We need to check that the COMM_PL transmissions will not block our 435MHz receiver; therefore we need to identify the locations of their transmitter antennas and obtain their wideband output spectrum plots. Equally we must also ensure that our 2.4GHz TX will not radiate noise at 435MHz. Additional filtering may be required.

G4DDK discussed the choice still available between having a PLL or crystal local oscillator for the sub-system. For noise and other reasons it is likely that we will develop a crystal oscillator and multiplier configuration.

A simple hardware beacon is required for safe mode operation in the event of major OBC failure.
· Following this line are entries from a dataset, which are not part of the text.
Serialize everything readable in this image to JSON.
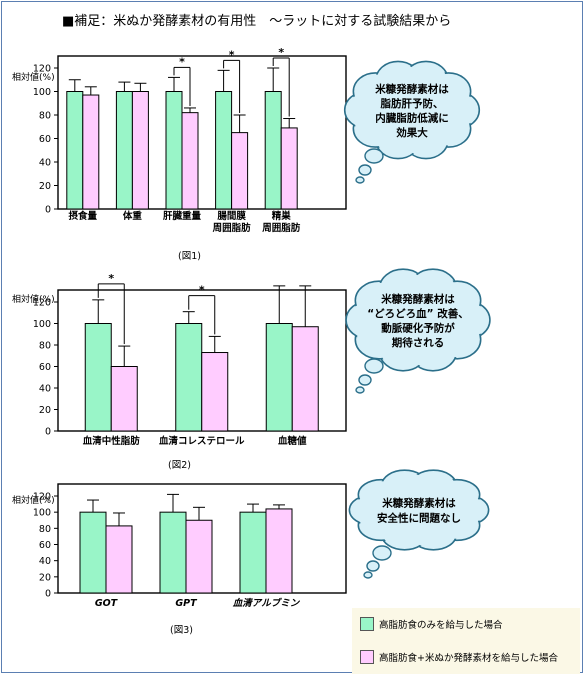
{
  "page": {
    "title": "■補足：米ぬか発酵素材の有用性　～ラットに対する試験結果から"
  },
  "colors": {
    "high_fat_only": "#99f5c8",
    "high_fat_plus_rice_bran": "#ffccff",
    "bubble_fill": "#d8f0f8",
    "bubble_stroke": "#2b6f8a",
    "frame": "#5b7fb2"
  },
  "legend": {
    "items": [
      {
        "label": "高脂肪食のみを給与した場合",
        "color": "#99f5c8"
      },
      {
        "label": "高脂肪食+米ぬか発酵素材を給与した場合",
        "color": "#ffccff"
      }
    ]
  },
  "chart_data": [
    {
      "type": "bar",
      "title": "",
      "ylabel": "相対値(%)",
      "caption": "(図1)",
      "ylim": [
        0,
        120
      ],
      "yticks": [
        0,
        20,
        40,
        60,
        80,
        100,
        120
      ],
      "categories": [
        "摂食量",
        "体重",
        "肝臓重量",
        "腸間膜\n周囲脂肪",
        "精巣\n周囲脂肪"
      ],
      "series": [
        {
          "name": "高脂肪食のみを給与した場合",
          "values": [
            100,
            100,
            100,
            100,
            100
          ],
          "errors": [
            10,
            8,
            12,
            18,
            20
          ]
        },
        {
          "name": "高脂肪食+米ぬか発酵素材を給与した場合",
          "values": [
            97,
            100,
            82,
            65,
            69
          ],
          "errors": [
            7,
            7,
            4,
            15,
            8
          ]
        }
      ],
      "significance": [
        {
          "category_index": 2,
          "label": "*"
        },
        {
          "category_index": 3,
          "label": "*"
        },
        {
          "category_index": 4,
          "label": "*"
        }
      ],
      "note": "米糠発酵素材は\n脂肪肝予防、\n内臓脂肪低減に\n効果大"
    },
    {
      "type": "bar",
      "title": "",
      "ylabel": "相対値(%)",
      "caption": "(図2)",
      "ylim": [
        0,
        120
      ],
      "yticks": [
        0,
        20,
        40,
        60,
        80,
        100,
        120
      ],
      "categories": [
        "血清中性脂肪",
        "血清コレステロール",
        "血糖値"
      ],
      "series": [
        {
          "name": "高脂肪食のみを給与した場合",
          "values": [
            100,
            100,
            100
          ],
          "errors": [
            22,
            11,
            35
          ]
        },
        {
          "name": "高脂肪食+米ぬか発酵素材を給与した場合",
          "values": [
            60,
            73,
            97
          ],
          "errors": [
            19,
            15,
            38
          ]
        }
      ],
      "significance": [
        {
          "category_index": 0,
          "label": "*"
        },
        {
          "category_index": 1,
          "label": "*"
        }
      ],
      "note": "米糠発酵素材は\n“どろどろ血” 改善、\n動脈硬化予防が\n期待される"
    },
    {
      "type": "bar",
      "title": "",
      "ylabel": "相対値(%)",
      "caption": "(図3)",
      "ylim": [
        0,
        120
      ],
      "yticks": [
        0,
        20,
        40,
        60,
        80,
        100,
        120
      ],
      "categories": [
        "GOT",
        "GPT",
        "血清アルブミン"
      ],
      "series": [
        {
          "name": "高脂肪食のみを給与した場合",
          "values": [
            100,
            100,
            100
          ],
          "errors": [
            15,
            22,
            10
          ]
        },
        {
          "name": "高脂肪食+米ぬか発酵素材を給与した場合",
          "values": [
            83,
            90,
            104
          ],
          "errors": [
            16,
            16,
            5
          ]
        }
      ],
      "significance": [],
      "note": "米糠発酵素材は\n安全性に問題なし"
    }
  ]
}
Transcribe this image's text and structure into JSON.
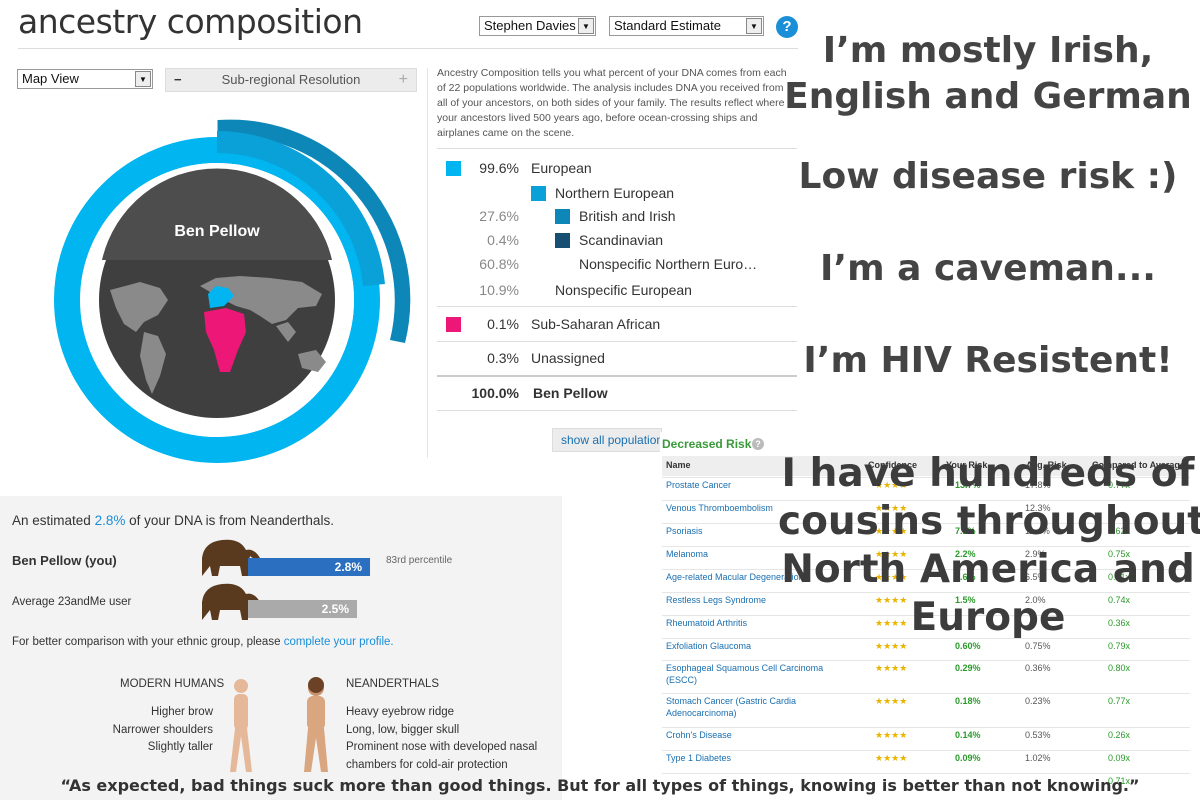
{
  "ancestry": {
    "title": "ancestry composition",
    "profile_select": "Stephen Davies",
    "estimate_select": "Standard Estimate",
    "help_label": "?",
    "view_select": "Map View",
    "resolution_label": "Sub-regional Resolution",
    "resolution_minus": "−",
    "resolution_plus": "+",
    "description": "Ancestry Composition tells you what percent of your DNA comes from each of 22 populations worldwide. The analysis includes DNA you received from all of your ancestors, on both sides of your family. The results reflect where your ancestors lived 500 years ago, before ocean-crossing ships and airplanes came on the scene.",
    "donut_name": "Ben Pellow",
    "show_all_label": "show all populations",
    "colors": {
      "european": "#00b5f0",
      "northern": "#0aa0d8",
      "british": "#0d87b8",
      "scandinavian": "#164f72",
      "african": "#ec1777"
    },
    "rows": [
      {
        "pct": "99.6%",
        "label": "European"
      },
      {
        "pct": "",
        "label": "Northern European"
      },
      {
        "pct": "27.6%",
        "label": "British and Irish"
      },
      {
        "pct": "0.4%",
        "label": "Scandinavian"
      },
      {
        "pct": "60.8%",
        "label": "Nonspecific Northern Euro…"
      },
      {
        "pct": "10.9%",
        "label": "Nonspecific European"
      },
      {
        "pct": "0.1%",
        "label": "Sub-Saharan African"
      },
      {
        "pct": "0.3%",
        "label": "Unassigned"
      },
      {
        "pct": "100.0%",
        "label": "Ben Pellow"
      }
    ]
  },
  "neanderthal": {
    "headline_pre": "An estimated",
    "headline_pct": "2.8%",
    "headline_post": "of your DNA is from Neanderthals.",
    "you_label": "Ben Pellow (you)",
    "you_value": "2.8%",
    "you_fraction": 0.95,
    "percentile_num": "83rd",
    "percentile_word": "percentile",
    "avg_label": "Average 23andMe user",
    "avg_value": "2.5%",
    "avg_fraction": 0.85,
    "compare_pre": "For better comparison with your ethnic group, please",
    "compare_link": "complete your profile.",
    "modern_title": "MODERN HUMANS",
    "modern_traits": [
      "Higher brow",
      "Narrower shoulders",
      "Slightly taller"
    ],
    "nean_title": "NEANDERTHALS",
    "nean_traits": [
      "Heavy eyebrow ridge",
      "Long, low, bigger skull",
      "Prominent nose with developed nasal",
      "chambers for cold-air protection"
    ]
  },
  "risk": {
    "title": "Decreased Risk",
    "columns": [
      "Name",
      "Confidence",
      "Your Risk",
      "Avg. Risk",
      "Compared to Average"
    ],
    "rows": [
      {
        "name": "Prostate Cancer",
        "conf": "★★★★",
        "your": "13.7%",
        "avg": "17.8%",
        "cmp": "0.77x"
      },
      {
        "name": "Venous Thromboembolism",
        "conf": "★★★★",
        "your": "",
        "avg": "12.3%",
        "cmp": ""
      },
      {
        "name": "Psoriasis",
        "conf": "★★★★",
        "your": "7.1%",
        "avg": "11.4%",
        "cmp": "0.62x"
      },
      {
        "name": "Melanoma",
        "conf": "★★★★",
        "your": "2.2%",
        "avg": "2.9%",
        "cmp": "0.75x"
      },
      {
        "name": "Age-related Macular Degeneration",
        "conf": "★★★★",
        "your": "4.6%",
        "avg": "6.5%",
        "cmp": "0.71x"
      },
      {
        "name": "Restless Legs Syndrome",
        "conf": "★★★★",
        "your": "1.5%",
        "avg": "2.0%",
        "cmp": "0.74x"
      },
      {
        "name": "Rheumatoid Arthritis",
        "conf": "★★★★",
        "your": "",
        "avg": "",
        "cmp": "0.36x"
      },
      {
        "name": "Exfoliation Glaucoma",
        "conf": "★★★★",
        "your": "0.60%",
        "avg": "0.75%",
        "cmp": "0.79x"
      },
      {
        "name": "Esophageal Squamous Cell Carcinoma",
        "name2": "(ESCC)",
        "conf": "★★★★",
        "your": "0.29%",
        "avg": "0.36%",
        "cmp": "0.80x"
      },
      {
        "name": "Stomach Cancer (Gastric Cardia",
        "name2": "Adenocarcinoma)",
        "conf": "★★★★",
        "your": "0.18%",
        "avg": "0.23%",
        "cmp": "0.77x"
      },
      {
        "name": "Crohn's Disease",
        "conf": "★★★★",
        "your": "0.14%",
        "avg": "0.53%",
        "cmp": "0.26x"
      },
      {
        "name": "Type 1 Diabetes",
        "conf": "★★★★",
        "your": "0.09%",
        "avg": "1.02%",
        "cmp": "0.09x"
      },
      {
        "name": "",
        "conf": "",
        "your": "",
        "avg": "",
        "cmp": "0.71x"
      }
    ]
  },
  "captions": {
    "c1a": "I’m mostly Irish,",
    "c1b": "English and German",
    "c2": "Low disease risk :)",
    "c3": "I’m a caveman...",
    "c4": "I’m HIV Resistent!",
    "c5a": "I have hundreds of",
    "c5b": "cousins throughout",
    "c5c": "North America and",
    "c5d": "Europe",
    "quote": "“As expected, bad things suck more than good things.  But for all types of things, knowing is better than not knowing.”"
  }
}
G6LVB showed a circuit of a simple “ESEO” CW beacon where the speed of the CW could be temperature dependent!

G6LVB provided an update on the DSP system and noted that it will have a 3-day watchdog timer that will perform a hard reboot to the system.

We noted that the other teams need to be aware of risk of the solar panel wiring acting as antennas and bringing S-Band signals back inside the structure.

G0MRF described the switch mode power supply system and requested updates on the precise voltages and currents that would be need by each board.

G3WDG presented the results that he has achieved with 2 Engineering Model PA units, circulators, power splitters and dividers. The results show high efficiency, good linearity and full stability.

It was agreed that we should try to obtain some of the honeycomb structure panel material to perform some thermal tests with it.

Frequencies were agreed for completion of the IARU coordination form.

The proposed frequencies are as follows: The centre of the transponder on the S-Band downlink would be 2400.100MHz with a bandwidth of either +/-25kHz (analogue or DSP) or up to +/- 50kHz (DSP transponder only) The analogue beacon would be on 2401.150MHz (ie 25 kHz above nominal edge of transponder passband). The DSP beacon would be at 2400.100MHz

UHF uplink would be 435.900 centre of RX passband with nominal bandwidth of +/-25kHz if analogue or up to +/-50kHz if DSP. The transverter would invert.

We hope to finalise these frequencies within the next two months.

It was agreed to produce a “Flatsat”, with the hardware completed by end of March 2007 for delivery and demonstration to ESTEC. It was noted that the software would not be complete by then as considerable interface with the other teams will be needed to achieve “fully operational status”!